Tuesday, October 10, 2006

Work is Good

Well, what I learned yesterday is that even though I thought I had reached a truly frightening point in my daytime existence (please reference previous post about involvement in soap plot lines and affection for syndicated game shows), I wasn't anywhere close to rock bottom. Sometime yesterday afternoon (probably in the lull between "One Life to Live" and "General Hospital"), I went outside. Now, I'm not sure where to begin painting this scene, so bear with me as the details unfold... I went outside because I wanted to put some pumpkins I had recently carved on the stoop for everyone to enjoy so we could all embrace the holiday spirit. (I don't know when I became fifty on the inside, but it happened.

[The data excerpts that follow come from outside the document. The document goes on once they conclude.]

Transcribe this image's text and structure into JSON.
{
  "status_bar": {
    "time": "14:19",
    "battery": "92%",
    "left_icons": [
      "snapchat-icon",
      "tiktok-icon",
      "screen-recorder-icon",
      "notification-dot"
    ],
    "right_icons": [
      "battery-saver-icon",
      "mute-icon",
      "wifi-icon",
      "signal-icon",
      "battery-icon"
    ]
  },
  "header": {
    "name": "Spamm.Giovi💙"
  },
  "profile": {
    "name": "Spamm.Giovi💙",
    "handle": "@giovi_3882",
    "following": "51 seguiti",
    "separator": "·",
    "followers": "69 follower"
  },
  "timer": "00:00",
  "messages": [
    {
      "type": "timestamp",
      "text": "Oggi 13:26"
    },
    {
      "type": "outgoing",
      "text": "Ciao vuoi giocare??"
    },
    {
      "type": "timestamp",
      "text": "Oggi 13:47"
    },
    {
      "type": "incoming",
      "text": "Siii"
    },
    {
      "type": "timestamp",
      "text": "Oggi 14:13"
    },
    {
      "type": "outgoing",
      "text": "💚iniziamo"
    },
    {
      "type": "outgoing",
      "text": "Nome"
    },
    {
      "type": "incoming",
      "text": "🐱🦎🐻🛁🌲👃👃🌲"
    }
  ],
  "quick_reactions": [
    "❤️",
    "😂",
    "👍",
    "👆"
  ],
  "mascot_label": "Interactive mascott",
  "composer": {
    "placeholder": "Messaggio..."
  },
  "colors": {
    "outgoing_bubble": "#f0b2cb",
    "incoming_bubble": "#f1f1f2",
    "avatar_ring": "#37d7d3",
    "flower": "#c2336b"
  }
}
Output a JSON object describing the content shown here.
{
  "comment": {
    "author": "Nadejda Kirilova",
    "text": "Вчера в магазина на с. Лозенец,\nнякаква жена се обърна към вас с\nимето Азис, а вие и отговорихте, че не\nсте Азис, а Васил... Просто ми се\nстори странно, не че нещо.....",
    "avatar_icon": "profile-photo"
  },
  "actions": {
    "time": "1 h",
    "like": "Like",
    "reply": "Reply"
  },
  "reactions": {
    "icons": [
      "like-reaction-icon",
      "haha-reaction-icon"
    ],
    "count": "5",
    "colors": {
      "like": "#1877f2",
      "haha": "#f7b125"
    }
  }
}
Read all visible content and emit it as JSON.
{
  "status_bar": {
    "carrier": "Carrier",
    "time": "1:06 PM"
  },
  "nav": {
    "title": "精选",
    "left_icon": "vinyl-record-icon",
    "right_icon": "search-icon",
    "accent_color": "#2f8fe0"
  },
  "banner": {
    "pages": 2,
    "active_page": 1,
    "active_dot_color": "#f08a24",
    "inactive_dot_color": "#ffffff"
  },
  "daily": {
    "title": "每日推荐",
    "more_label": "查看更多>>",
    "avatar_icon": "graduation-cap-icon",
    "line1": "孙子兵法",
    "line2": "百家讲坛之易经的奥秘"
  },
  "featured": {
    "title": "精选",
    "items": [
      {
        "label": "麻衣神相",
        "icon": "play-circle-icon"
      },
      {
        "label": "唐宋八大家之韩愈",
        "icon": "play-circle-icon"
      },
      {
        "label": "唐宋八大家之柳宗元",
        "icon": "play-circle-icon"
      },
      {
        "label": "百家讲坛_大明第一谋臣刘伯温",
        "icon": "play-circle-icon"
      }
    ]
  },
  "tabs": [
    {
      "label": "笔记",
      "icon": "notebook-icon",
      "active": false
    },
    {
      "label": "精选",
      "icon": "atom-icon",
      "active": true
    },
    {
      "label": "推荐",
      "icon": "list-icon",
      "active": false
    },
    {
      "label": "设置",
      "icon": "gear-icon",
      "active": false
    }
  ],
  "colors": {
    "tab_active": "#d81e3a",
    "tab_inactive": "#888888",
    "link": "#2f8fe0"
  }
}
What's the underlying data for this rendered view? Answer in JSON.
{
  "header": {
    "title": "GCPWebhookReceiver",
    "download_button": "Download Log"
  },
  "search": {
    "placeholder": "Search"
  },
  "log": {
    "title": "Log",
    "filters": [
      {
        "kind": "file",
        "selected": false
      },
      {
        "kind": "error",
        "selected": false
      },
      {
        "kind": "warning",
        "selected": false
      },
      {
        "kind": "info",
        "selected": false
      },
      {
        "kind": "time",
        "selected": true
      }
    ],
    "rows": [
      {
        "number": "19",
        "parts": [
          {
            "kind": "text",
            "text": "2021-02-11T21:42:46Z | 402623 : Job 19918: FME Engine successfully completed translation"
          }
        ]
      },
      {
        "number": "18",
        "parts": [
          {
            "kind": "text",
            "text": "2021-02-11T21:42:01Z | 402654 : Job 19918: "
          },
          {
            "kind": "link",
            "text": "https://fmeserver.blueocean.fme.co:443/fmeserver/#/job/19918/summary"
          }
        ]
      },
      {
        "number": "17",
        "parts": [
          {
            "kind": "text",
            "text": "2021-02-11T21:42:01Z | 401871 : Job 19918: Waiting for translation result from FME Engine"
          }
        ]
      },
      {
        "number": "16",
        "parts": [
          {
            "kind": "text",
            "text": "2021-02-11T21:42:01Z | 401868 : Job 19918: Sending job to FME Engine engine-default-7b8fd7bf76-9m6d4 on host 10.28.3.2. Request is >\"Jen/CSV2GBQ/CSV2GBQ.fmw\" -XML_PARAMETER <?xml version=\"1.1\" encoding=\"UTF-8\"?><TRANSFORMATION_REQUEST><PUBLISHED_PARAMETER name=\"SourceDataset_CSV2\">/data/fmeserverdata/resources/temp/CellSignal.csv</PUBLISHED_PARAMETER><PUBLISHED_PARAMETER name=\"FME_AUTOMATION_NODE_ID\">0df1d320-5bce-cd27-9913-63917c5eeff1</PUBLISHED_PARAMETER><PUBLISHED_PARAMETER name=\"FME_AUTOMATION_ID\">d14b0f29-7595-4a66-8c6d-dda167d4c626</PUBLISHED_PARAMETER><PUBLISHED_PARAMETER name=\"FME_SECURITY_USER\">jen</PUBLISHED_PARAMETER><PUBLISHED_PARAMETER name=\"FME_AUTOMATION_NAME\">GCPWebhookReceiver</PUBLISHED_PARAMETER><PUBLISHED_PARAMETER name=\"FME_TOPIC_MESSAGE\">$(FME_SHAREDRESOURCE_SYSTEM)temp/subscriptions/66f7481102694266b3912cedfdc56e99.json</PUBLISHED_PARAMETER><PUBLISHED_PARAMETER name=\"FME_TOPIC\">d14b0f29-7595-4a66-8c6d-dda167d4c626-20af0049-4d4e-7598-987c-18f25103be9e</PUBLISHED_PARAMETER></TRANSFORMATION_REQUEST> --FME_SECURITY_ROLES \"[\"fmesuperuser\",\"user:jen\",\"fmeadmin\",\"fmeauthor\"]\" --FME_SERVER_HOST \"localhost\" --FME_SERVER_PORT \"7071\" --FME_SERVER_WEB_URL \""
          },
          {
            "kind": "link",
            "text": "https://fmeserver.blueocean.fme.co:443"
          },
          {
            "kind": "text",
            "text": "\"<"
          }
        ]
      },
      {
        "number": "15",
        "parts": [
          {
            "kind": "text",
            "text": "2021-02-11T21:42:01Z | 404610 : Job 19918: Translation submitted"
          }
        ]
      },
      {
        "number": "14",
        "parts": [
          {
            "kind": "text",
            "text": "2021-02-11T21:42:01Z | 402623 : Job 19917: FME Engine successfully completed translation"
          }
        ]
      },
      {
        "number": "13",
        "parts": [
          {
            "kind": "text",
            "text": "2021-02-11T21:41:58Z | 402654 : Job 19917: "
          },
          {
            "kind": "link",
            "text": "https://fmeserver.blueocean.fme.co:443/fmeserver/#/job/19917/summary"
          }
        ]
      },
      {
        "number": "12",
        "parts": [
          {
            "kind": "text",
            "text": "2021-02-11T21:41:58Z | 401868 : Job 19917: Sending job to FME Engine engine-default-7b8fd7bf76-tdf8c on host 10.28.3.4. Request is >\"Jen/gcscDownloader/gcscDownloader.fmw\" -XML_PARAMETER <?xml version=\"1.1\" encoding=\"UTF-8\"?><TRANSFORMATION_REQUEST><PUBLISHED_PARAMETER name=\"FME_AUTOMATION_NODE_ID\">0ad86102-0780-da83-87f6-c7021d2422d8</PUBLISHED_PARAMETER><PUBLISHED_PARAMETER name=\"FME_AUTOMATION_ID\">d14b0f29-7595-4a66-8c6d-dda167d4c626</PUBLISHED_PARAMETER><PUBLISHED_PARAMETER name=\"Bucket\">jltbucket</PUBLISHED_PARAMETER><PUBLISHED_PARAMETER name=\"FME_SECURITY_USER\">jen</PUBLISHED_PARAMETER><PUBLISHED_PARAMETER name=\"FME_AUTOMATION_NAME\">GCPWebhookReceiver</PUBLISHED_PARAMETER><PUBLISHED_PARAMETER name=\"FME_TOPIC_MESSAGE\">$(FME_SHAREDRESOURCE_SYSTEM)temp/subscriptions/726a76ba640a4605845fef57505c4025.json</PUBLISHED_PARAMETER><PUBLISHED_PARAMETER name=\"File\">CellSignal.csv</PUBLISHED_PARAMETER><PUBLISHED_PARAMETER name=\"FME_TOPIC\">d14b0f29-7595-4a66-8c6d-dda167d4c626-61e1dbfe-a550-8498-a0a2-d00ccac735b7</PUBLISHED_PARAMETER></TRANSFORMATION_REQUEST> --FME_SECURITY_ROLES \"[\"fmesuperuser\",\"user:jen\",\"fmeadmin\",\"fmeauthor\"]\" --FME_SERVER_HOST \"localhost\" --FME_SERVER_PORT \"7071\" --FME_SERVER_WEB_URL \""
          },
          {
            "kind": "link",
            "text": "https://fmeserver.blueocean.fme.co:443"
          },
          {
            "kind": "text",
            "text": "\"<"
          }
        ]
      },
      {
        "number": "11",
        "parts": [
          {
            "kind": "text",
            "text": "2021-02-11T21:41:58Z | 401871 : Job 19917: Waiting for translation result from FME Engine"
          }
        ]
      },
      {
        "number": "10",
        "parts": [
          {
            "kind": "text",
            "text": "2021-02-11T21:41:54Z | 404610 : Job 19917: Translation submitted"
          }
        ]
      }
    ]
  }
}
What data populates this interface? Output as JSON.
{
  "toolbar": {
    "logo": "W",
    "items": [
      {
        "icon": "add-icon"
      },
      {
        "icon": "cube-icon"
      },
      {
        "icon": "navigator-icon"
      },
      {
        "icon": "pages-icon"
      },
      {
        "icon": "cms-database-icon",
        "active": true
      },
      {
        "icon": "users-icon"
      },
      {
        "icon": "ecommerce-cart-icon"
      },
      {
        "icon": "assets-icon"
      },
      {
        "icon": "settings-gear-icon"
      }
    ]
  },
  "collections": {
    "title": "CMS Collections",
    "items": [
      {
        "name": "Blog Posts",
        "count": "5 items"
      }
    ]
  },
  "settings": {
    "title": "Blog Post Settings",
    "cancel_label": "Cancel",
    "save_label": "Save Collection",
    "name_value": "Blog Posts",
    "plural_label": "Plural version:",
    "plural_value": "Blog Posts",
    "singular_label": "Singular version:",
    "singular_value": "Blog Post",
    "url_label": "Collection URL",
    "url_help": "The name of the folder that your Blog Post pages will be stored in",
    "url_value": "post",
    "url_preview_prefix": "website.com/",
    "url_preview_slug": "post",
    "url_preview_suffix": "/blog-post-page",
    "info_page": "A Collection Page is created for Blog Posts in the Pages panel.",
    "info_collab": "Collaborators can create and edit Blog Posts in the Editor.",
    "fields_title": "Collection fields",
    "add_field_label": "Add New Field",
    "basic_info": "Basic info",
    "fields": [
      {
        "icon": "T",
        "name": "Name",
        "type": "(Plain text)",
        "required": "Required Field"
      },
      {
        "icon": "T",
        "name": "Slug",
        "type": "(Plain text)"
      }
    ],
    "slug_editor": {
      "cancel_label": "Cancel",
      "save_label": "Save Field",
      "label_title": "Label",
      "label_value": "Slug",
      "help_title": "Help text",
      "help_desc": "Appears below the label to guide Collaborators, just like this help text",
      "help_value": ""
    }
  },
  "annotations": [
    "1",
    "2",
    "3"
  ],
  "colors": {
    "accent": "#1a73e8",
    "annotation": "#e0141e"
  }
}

Also, as a little tidbit, I am freakishly good at carving pumpkins, so I tend to spend way too much time doing it in the month of October. I don't do faces. I tend to have huge spiders in their webs, skeletons, bats leaving a haunted house, etc. And, to defend myself, I can't play sports and I'm tone deaf so I don't run, throw/catch balls, or sing. Some people get to shine on the soccer field or inside a karaoke bar. I have pumpkins. Just let me be.) I was also wearing a green velour track suit because I haven't done my laundry in awhile, so there's the uni-color faux sport-style dressing to consider. And, I had Cassidy with me, and she goes off her leash in the yard in front of my apartment building, so she was running around me in circles (dressed in her own Halloween-themed hooded sweatshirt from Target) while I decided the best way to arrange my pumpkins. And, of course, this would also be the moment when my downstairs neighbors returned from their lunch, and I had to let them know that their dog had somehow gotten out of their apartment over the weekend. (After we all looked at my handiwork, naturally.) Could I have looked and/or sounded more like the neighborhood busybody with nothing better to do with her days? As I discussed with a friend of mine, I'm actually kind of hoping they think I'm an unwed mother so at least all of my idle day time and disconnect from reality could be blamed on a baby. If I start talking about starting a Neighborhood Watch anytime soon, I want someone to intervene. I promise that it will be for my own good.